Investimentos no mercado americano

Os índices de ações dos Estados Unidos registraram performances sólidas em 2025. O S&P 500 subiu cerca de 18%, o Nasdaq Composite avançou 22,5% e o Dow Jones registrou ganho próximo a 14,75% até o final de dezembro.

A Sandisk, fabricante de dispositivos de armazenamento de dados, teve estreia marcante em fevereiro ao subir 587%, posicionando-se como a ação de melhor desempenho do S&P 500 no ano. Western Digital e Seagate Technology, outras empresas do mesmo segmento, também se destacaram com valorização acima de 220% cada. Além disso, a corretora Robinhood e a Micron Technologies figuraram entre os cinco maiores ganhos do índice.

Fundos de investimento que se destacaram

Apesar do volume expressivo de resgates, próximos a R$ 61,7 bilhões até novembro, alguns fundos de investimento apresentaram resultados expressivos em 2025. Os multimercados tiveram um retorno renovado, impulsionados por gestores que aproveitaram bem as mudanças no mercado doméstico e global.

De acordo com Guilherme Zaczac, responsável por Alternativos Líquidos no UBS Global Wealth Management, gestores atentos às dinâmicas de mercado conseguiram obter ganhos significativos. Levantamentos com base em dados da Economatica indicam que multimercados com patrimônio superior a R$ 500 milhões tiveram rentabilidade muito acima da Selic, alcançando até 45%, como o fundo Equity Hedge da SPX que utiliza estratégias diferenciadas de arbitragem com ações.

Fundos de crédito privado também se beneficiaram das taxas elevadas, com 30 estratégias superando 20% de retorno no ano.

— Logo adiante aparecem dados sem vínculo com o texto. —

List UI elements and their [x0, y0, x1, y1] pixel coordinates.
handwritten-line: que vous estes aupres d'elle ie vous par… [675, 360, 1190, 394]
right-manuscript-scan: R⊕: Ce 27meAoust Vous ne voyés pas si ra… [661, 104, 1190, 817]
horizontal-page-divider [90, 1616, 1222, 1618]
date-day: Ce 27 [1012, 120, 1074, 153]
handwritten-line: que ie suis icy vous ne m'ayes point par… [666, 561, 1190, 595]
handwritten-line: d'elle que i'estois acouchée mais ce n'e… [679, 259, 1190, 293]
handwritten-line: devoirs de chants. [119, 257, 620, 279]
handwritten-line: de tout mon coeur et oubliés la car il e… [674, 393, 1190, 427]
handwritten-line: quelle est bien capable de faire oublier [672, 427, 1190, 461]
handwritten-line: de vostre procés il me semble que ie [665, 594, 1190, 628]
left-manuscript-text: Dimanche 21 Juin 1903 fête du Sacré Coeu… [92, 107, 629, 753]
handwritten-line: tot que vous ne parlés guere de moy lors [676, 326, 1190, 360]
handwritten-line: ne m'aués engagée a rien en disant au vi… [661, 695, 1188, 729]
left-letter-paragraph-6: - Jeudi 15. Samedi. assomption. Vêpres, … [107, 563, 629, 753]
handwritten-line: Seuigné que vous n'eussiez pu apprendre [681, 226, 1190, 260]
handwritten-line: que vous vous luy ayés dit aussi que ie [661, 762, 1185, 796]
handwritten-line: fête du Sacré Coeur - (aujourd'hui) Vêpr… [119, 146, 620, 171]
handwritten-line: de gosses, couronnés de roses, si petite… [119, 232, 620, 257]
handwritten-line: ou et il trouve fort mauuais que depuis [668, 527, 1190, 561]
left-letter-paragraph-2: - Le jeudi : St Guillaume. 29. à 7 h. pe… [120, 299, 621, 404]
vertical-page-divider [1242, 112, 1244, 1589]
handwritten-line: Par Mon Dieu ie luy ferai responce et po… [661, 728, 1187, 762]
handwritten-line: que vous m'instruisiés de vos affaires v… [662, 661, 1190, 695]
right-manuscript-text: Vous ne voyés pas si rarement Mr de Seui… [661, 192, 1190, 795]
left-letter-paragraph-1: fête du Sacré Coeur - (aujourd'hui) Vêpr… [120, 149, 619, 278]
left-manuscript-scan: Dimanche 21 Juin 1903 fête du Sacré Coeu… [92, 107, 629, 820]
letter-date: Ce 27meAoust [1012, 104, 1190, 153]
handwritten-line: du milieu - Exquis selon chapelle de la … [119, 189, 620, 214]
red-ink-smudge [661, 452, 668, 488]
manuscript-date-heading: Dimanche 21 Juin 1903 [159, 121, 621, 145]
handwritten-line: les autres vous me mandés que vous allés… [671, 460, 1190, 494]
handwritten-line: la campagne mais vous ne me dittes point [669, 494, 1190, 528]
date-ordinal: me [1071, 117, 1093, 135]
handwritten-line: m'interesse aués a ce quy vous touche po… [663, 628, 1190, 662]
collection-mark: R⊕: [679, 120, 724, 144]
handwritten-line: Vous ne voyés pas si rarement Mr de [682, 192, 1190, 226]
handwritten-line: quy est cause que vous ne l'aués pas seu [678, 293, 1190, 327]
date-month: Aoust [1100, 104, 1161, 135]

Abaixo, os 15 fundos com maior rentabilidade até 10 de dezembro:

Fundo Gestor Patrimônio (R$ mil) Retorno no ano Volatilidade (% ao ano)
SPX Hornet Equity Hedge Master SPX Capital 2.531.821 45,03% 7,67
Gazin FI Mult Cred Priv Petra Capital 1.451.023 37,25% 1,54
Frade III Cred Priv Vista Real Estate 521.730 33,61% 7,06
Itaú Artax Ultra Mult Itau Asset 596.916 29,66% 6,27
FIF Mult. LT Cred Privado BTG Pactual 1.288.821 29,49% 14,35
Hdf FIF Mult Opportunity 894.349 28,13% 12,55
Itaú Vql FIF Mult Itau Asset 945.644 27,42% 6,70
Dahlia Total Return Master Dahlia Capital 1.167.953 27,05% 11,74
Valbuena Cred Priv. BTG Pactual 5.330.629 26,26% 9,14
Genoa Capital Sagres Master Genoa Capital 856.699 26,14% 5,77
Parcitas Hedge Master Parcitas Invest. 722.718 24,63% 8,35
Itaú Janeiro Mult Itau Asset 3.926.999 24,02% 3,95
Mar Absoluto Master Mar Asset Manag. 2.023.841 23,92% 11,41
Itaú Vértice Multimesas Itau Asset 1.819.930 22,86% 5,50
Valute Mult Cred Priv Intrabank Asset 594.622 22,31% 11,31

Criptomoedas de maior destaque em 2025

Embora o Bitcoin (BTC) tenha registrado uma queda de aproximadamente 6,5% ao longo do ano, ele foi considerado a principal criptomoeda de 2025 por especialistas consultados. Sarah Uska, analista de criptoativos do Bitybank, ressalta que, mesmo com momentos de volatilidade, especialmente no final do ano, o Bitcoin alcançou novas máximas históricas e consolidou sua presença institucional no mercado.

Além da valorização, o desempenho das stablecoins, como o Tether (USDT), também mereceu destaque pela crescente utilização em pagamentos internacionais, proteção cambial e gestão de caixa, inclusive por empresas.

Em termos de valorização expressiva, a criptomoeda Zcash (ZEC) chamou a atenção ao apresentar alta de 603,8% até meados de dezembro. Esse crescimento está relacionado à maior demanda por ativos que oferecem privacidade, especialmente em um ambiente global mais rigoroso em relação à regulamentação financeira, explica Rony Szuster, líder de pesquisa do Mercado Bitcoin.

Renda fixa: comparação entre os principais ativos

Superar o CDI, que acumulou 13,51% até 15 de dezembro, foi um desafio para os investimentos em renda fixa durante 2025. A caderneta de poupança apresentou retorno menor, de 6,92%. O Tesouro IPCA+ teve ganho médio de 10,66%, conforme o índice IMA-B da Anbima.

Por outro lado, quem aplicou em debêntures conseguiu superar o CDI, com rendimento médio de 14,68%, conforme o indicador IDA-Geral da Anbima. A tabela a seguir mostra o desempenho dos principais ativos de renda fixa no ano:

Ativo Retorno
Poupança 6,92%
Tesouro IPCA+ (IMA-B) 10,66%
LCI 85% do CDI 11,48%
Tesouro Prefixado 2032 12,71%
Tesouro Selic 2026 13,44%
Debêntures (IDA-Geral) 14,68%
CDB 110% do CDI 15%
CDI 13,51%

Fontes utilizadas: Anbima e análise realizada por Gianluca Di Matina, especialista da Hike Capital.